Viele Studien belegen mittlerweile, dass Menschen, die in Großstädten leben, ein höheres Risiko haben, an typischen Zivilisationskrankheiten zu erkranken als Landbewohner. Nicht nur physische Erkrankungen wie Diabetes Mellitus Typ 1 oder Lungenerkrankungen und Krebs treten in Großstädten häufiger auf als bei Landbewohnern, auch psychische Beschwerden wie Depressionen und Schizophrenie sind in Großstädten häufiger zu verzeichnen. Kein Wunder, dass besonders in Großstädten das Gesundheitsbewusstsein größer wird. Sportliche Aktivitäten und gesunde Ernährung treten immer mehr in den Focus der urbanen Gesellschaft.

 

Steigende Krankenzahlen in Berlin

 

Betrachtet man die Krankheitszahlen in Deutschland, so liegt Berlin deutlich über dem Bundesdurchschnitt, Tendenz steigend. Die Arbeitsunfähigkeitszahlen stiegen laut dem aktuellen Gesundheitsreport der DAK im Gegensatz zum Vorjahr von 4,3 auf 4,4 Prozent leicht an, obwohl der Gesamtkrankenstand der Bundesrepublik im Vergleich zum Vorjahr gesunken ist.

 

Urban und ungesund

 

Die erhöhten Krankheitszahlen in Großstädten wie Berlin haben verschiedene Ursachen. In der Großstadt ist die Luftqualität schlechter, die Lärmbelastung ist stärker als auf dem Land und nachts wird es aufgrund der Straßenbeleuchtung nicht richtig dunkel. Stadtmenschen haben laut einer Studie der Charite Berlin ein doppelt so hohes Risiko an Schizophrenie zu erkranken, wie Landbewohner. Das Risiko an Depressionen zu erkranken, ist bei Großstädtern zudem 1, 4-mal so hoch als bei Menschen, die auf dem Land leben.

 

Feinstaubbelastung fördert verschiedene Krankheiten

 

Doch nicht nur psychische Krankheiten treten bei Stadtbewohnern häufiger auf, als bei der ländlichen Bevölkerung. Auch typische Zivilisationskrankheiten, wie z.B. Asthma, Allergien oder Diabetes Mellitus Typ 1 werden bei Stadtbewohnern häufiger beobachtet als bei der ländlichen Bevölkerung. Verschiedene Studien haben beispielsweise bewiesen, dass eine hohe Feinstaubbelastung die Erkrankung von Kindern an Diabetes Mellitus Typ 1 beschleunigen kann.

 

Nicht nur das Risiko für Diabetes Mellitus Typ 1 wird durch Luftverschmutzung erhöht. Auch andere Erkrankungen wie Krebs- Lungenkrankheiten sowie Herz- und Kreislaufleiden werden durch eine Umgebung mit erhöhter Luftverschmutzung gefördert. Laut der Europäischen Umweltagentur (EUA) sterben pro Jahr etwa 430.000 Menschen an den Folgen einer Feinstaubbelastung.

 

Gesundheitsbewusstsein nimmt zu - auch bei den Krankenversicherungen

 

Vielen Menschen ist die Bedrohung durch das Leben in der Großstadt durchaus bewusst. Gesunde Ernährung und Fitness treten dementsprechend als Themen immer mehr in den Vordergrund. Nie zuvor hatten sportliche Betätigung, vegane oder vegetarische Ernährung, Superfoods, etc. eine solch hohe Konjunktur. Auch bei den Krankenversicherungen ist dieser Trend mittlerweile angekommen, denn auch sie müssen mit den steigenden Krankheitszahlen zurechtkommen.

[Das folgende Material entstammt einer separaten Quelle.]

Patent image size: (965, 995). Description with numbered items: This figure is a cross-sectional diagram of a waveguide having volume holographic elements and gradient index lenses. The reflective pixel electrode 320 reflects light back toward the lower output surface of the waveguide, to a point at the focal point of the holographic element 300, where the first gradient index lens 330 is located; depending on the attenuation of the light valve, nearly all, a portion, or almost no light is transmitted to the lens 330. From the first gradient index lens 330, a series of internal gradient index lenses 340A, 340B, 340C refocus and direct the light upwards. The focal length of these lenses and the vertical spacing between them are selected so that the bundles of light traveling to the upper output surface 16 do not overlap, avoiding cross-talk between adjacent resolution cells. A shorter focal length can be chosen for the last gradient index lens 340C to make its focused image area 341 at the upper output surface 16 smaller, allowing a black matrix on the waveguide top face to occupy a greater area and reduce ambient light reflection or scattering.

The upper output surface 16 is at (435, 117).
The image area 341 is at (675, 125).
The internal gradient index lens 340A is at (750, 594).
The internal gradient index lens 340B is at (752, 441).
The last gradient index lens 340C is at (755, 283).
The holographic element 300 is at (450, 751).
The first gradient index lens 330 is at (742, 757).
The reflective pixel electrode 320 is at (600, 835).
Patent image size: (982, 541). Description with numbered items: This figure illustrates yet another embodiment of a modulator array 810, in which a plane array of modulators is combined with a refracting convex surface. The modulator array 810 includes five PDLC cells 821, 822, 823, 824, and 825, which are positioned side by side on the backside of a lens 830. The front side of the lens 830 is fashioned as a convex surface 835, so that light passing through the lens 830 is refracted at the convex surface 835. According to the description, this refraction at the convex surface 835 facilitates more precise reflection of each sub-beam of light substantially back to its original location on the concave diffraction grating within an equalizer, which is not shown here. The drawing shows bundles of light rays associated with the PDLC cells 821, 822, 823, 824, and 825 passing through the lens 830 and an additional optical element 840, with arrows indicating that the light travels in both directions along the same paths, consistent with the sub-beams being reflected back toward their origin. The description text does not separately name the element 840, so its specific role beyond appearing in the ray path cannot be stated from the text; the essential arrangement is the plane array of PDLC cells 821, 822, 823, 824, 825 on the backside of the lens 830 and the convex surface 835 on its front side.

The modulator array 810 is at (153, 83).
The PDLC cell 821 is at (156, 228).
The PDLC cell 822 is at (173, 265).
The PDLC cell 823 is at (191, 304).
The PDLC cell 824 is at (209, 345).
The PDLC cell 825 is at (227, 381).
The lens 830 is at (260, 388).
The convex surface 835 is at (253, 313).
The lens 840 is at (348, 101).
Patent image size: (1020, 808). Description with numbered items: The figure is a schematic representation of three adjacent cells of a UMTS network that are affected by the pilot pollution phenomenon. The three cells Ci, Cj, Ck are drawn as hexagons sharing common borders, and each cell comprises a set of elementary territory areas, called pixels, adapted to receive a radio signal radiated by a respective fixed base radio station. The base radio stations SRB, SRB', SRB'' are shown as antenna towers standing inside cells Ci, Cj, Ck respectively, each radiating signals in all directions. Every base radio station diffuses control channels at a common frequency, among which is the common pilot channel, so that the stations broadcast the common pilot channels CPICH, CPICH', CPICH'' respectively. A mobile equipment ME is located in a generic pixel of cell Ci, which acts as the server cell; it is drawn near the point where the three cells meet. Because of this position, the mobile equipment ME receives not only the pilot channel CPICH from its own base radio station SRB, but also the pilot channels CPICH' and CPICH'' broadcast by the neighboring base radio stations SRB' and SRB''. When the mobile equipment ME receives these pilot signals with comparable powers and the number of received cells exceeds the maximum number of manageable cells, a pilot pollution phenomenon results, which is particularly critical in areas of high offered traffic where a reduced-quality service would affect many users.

Einige Krankenversicherer setzen deshalb mittlerweile auf sogenannte Fitness-Apps, durch die der Versicherte für gesunde Ernährung und Sport belohnt wird. Die Generali beispielsweise belohnt ihre Kunden durch ein Punkte-System. Wer oft Sport treibt und sich gesund ernährt, kann Gesundheitspunkte sammeln und dadurch Tarifermäßigungen bekommen. Auch die Überwachung der Fitness per Smartwatch findet immer mehr Befürworter, mittlerweile gibt es auch von einigen Krankenversicherungen eine Förderung für den Kauf einer Apple Watch, wenn die Versicherten einen Vertrag mit Aktiv-Prämie besitzen. Kritiker bemängeln zwar die Überwachung privater Daten durch die Gesundheits-Apps, doch immerhin wird durch dieses Angebot versucht, eine gesunde Lebensweise zu fördern.

Artikel letztmalig aktualisiert am 02.12.2015.